Так бывает дружище! И мы в контрразведке были не без греха. Поскользнулись на сущем, в общем-то, пустяке. Кому в голову могло прийти, что Крайзе и Ротте были знакомы еще до войны и познакомились на почве увлечения радиолюбительством.
Что – мы!! Даже профессионально проницательный Мессинг не сумел опознать в голове Крайзе его связь с боровом.
Имей в виду, соавтор, такого рода недоработки в воспитательной работе нередко ведут к провалу даже в, казалось бы, самых безобидных ситуациях…»
Далее Трущев с привычной обстоятельностью принялся доказывать необходимость в зависимости от профессиональных требований смещать акценты в воспитательной работе.
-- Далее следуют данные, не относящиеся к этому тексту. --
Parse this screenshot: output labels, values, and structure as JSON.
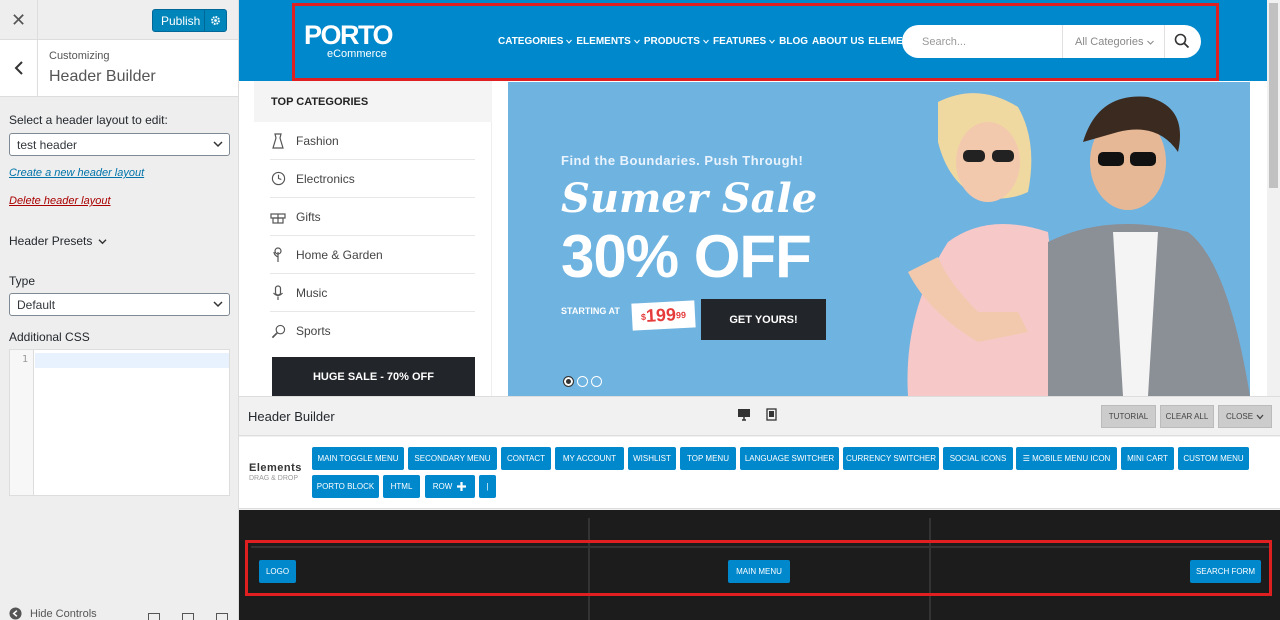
{
  "panel": {
    "publish_label": "Publish",
    "customizing_label": "Customizing",
    "section_title": "Header Builder",
    "select_layout_label": "Select a header layout to edit:",
    "layout_value": "test header",
    "create_link": "Create a new header layout",
    "delete_link": "Delete header layout",
    "presets_label": "Header Presets",
    "type_label": "Type",
    "type_value": "Default",
    "css_label": "Additional CSS",
    "line_number": "1",
    "hide_controls": "Hide Controls"
  },
  "site": {
    "logo_main": "PORTO",
    "logo_sub": "eCommerce",
    "nav": [
      "CATEGORIES",
      "ELEMENTS",
      "PRODUCTS",
      "FEATURES",
      "BLOG",
      "ABOUT US",
      "ELEMENTS"
    ],
    "search_placeholder": "Search...",
    "search_category": "All Categories"
  },
  "categories": {
    "heading": "TOP CATEGORIES",
    "items": [
      "Fashion",
      "Electronics",
      "Gifts",
      "Home & Garden",
      "Music",
      "Sports"
    ],
    "huge_sale": "HUGE SALE - 70% OFF"
  },
  "banner": {
    "tagline": "Find the Boundaries. Push Through!",
    "script": "Sumer Sale",
    "big": "30% OFF",
    "starting": "STARTING AT",
    "price_currency": "$",
    "price_main": "199",
    "price_cents": "99",
    "cta": "GET YOURS!"
  },
  "builder": {
    "title": "Header Builder",
    "tutorial": "TUTORIAL",
    "clear_all": "CLEAR ALL",
    "close": "CLOSE",
    "elements_title": "Elements",
    "elements_sub": "DRAG & DROP",
    "chips_row1": [
      "MAIN TOGGLE MENU",
      "SECONDARY MENU",
      "CONTACT",
      "MY ACCOUNT",
      "WISHLIST",
      "TOP MENU",
      "LANGUAGE SWITCHER",
      "CURRENCY SWITCHER",
      "SOCIAL ICONS",
      "☰ MOBILE MENU ICON",
      "MINI CART",
      "CUSTOM MENU"
    ],
    "chips_row2": [
      "PORTO BLOCK",
      "HTML",
      "ROW",
      "|"
    ],
    "slot_logo": "LOGO",
    "slot_menu": "MAIN MENU",
    "slot_search": "SEARCH FORM"
  },
  "colors": {
    "wp_blue": "#0085ba",
    "porto_blue": "#0088cc",
    "highlight": "#e02020",
    "dark": "#222529"
  }
}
В нашем случае упор следовало сделать на Согласии…
Эти абзацы я пропустил, оставил только несколько замечаний, высвечивающих подготовку группы Трущева к выполнению задания по проникновению в «Аненэрбе».
Из воспоминаний Н. М. Трущева:
«…казалось, к тому моменту мы уже вполне основательно познакомились с Ротте. Нам удалось выяснить, что этот «wenig Doktor Faustus» с детства увлекался всякого рода оккультными штучками, вплоть до упорных попыток связаться дьяволом по радио. По свидетельствам сокурсников, он, не жалея сил, пытался приспособить азбуку Морзе для передачи магических заклинаний.
Отвергнутую в Фрайбурге диссертацию он после прихода нацистов к власти защитил в Мюнхенском университете, где его научным руководителем стал небезызвестный Карл Хаусхофер, с чьей подачи Гесс в 1940 году драпанул в Англию. Эту подробность мы также прошляпили».
«…идею развязать Ротте подкинул завзятый анархист и разгильдяй, каким был, есть и навсегда останется Анатолий Закруткин, которого к тому времени успели перебросить в Берлин».
«…наиважнейшим профессиональным качеством контрразведчика есть и будет умение задавать вопросы. Высшая степень мастерства – умение задать нужный вопрос в нужный момент. Такой вопрос впредь будет называться убойным. Для примера приведу глубокую и разностороннюю отработку Бухгалтера, который к концу 1942 года окончательно «созрел» для перевербовки.
Его даже не пришлось брать на испуг. Я поговорил с ним на «понял – понял», и матерый немецкий шпион, в тридцатые годы сумевший без всяких шероховатостей зацепиться за нашу жизнь и даже устроиться бухгалтером на номерной завод, сразу дал согласие. При этом враг обмолвился, что давно ждал «чего-то подобного», так как раскусил своего племянника. Тот попался на простейшей недоработке. Сообщая практически полную информацию о работе Московского железнодорожного узла по переброске войск и техники на Западный фронт, он грубо занижал количество составов, проходивших в сторону Сталинграда.
Желание Бухгалтера сохранить жизнь и семью возобладало над стремлением служить фюреру, тем более что ему было доподлинно известно, чем занимались его соотечественники на оккупированной территории. Между расстрелом и согласием работать на нас он как честный офицер рейхсвера выбрал явку с повинной.